Boghardt questioned Tuchman’s narrative, demonstrating that the events were not so neat. He examined editorial of the newspapers throughout the country. “I expected to find a huge outcry, illustrating that isolationism had died overnight,” Boghardt said. “What surprised me was that very few newspapers changed their stances on the question. Those that had endorsed interventionism take the Zimmermann telegram as evidence that they were right. Those that had been against entering the war don’t change either. And after a week or so, the Zimmermann telegram completely disappears from the press.”

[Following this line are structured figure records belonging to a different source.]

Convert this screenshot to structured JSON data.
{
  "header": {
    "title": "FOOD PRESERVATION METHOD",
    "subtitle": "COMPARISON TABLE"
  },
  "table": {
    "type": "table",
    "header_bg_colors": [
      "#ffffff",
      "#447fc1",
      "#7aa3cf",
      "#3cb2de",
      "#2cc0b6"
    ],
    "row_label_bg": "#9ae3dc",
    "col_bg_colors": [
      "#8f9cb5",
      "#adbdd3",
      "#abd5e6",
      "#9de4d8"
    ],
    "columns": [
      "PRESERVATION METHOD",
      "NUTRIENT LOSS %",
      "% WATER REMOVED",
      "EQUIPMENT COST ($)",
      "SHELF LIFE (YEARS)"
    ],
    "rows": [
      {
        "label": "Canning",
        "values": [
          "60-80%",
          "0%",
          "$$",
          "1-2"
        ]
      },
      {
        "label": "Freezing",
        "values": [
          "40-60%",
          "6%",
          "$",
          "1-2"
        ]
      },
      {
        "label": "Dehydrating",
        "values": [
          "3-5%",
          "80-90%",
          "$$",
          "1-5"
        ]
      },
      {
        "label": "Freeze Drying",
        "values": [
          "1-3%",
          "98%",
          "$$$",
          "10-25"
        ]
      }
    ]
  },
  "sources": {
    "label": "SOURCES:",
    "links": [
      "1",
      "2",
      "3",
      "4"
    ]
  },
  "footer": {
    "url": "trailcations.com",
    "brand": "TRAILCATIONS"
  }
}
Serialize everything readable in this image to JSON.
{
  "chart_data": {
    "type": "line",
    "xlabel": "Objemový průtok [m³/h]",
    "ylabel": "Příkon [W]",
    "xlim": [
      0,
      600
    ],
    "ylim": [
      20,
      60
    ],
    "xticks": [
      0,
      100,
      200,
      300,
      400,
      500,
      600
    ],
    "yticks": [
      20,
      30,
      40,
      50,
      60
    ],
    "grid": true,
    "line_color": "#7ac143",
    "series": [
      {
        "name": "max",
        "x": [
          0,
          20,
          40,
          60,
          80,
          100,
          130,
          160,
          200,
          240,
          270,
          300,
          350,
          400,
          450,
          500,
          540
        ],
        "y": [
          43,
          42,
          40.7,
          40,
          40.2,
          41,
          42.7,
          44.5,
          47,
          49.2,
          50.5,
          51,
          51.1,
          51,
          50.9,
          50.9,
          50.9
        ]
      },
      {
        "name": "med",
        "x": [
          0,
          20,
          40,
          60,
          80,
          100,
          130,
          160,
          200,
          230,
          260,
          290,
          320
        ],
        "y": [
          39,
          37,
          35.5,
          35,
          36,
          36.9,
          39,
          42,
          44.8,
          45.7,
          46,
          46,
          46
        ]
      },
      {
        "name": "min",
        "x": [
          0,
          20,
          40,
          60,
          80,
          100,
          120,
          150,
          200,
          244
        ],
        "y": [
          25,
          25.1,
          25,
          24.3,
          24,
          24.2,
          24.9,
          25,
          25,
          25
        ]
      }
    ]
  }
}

Two marginal notes expand on the contents but were not sent with the telegram. The first one clarifies that no guarantee (for reconquering the three states) is expressed. The second one suggests that California should be reserved for Japan. That state had also been ceded to the US in the treaty ending the war with Mexico, and the remark indicates a discussion at the German foreign office whether it should throw in California as a bonus—it would not increase the cost.
California does not occur in the telegram as sent, but appears somewhat mysteriously in three places. Millis mentions California in his book Road to War; his book is today considered as revisionist and shunned by most historians [34, p. 407]. Friedman and Mendelsohn note his remark and ask, "Is it possible that the Germans were reserving California as bait for Japan?" More interested in an alliance with Japan than with Mexico, Kemnitz was careful to explain that “California should be reserved for Japan.” Rumors of Japanese actitity in Mexico had always been popular among nativist agitators.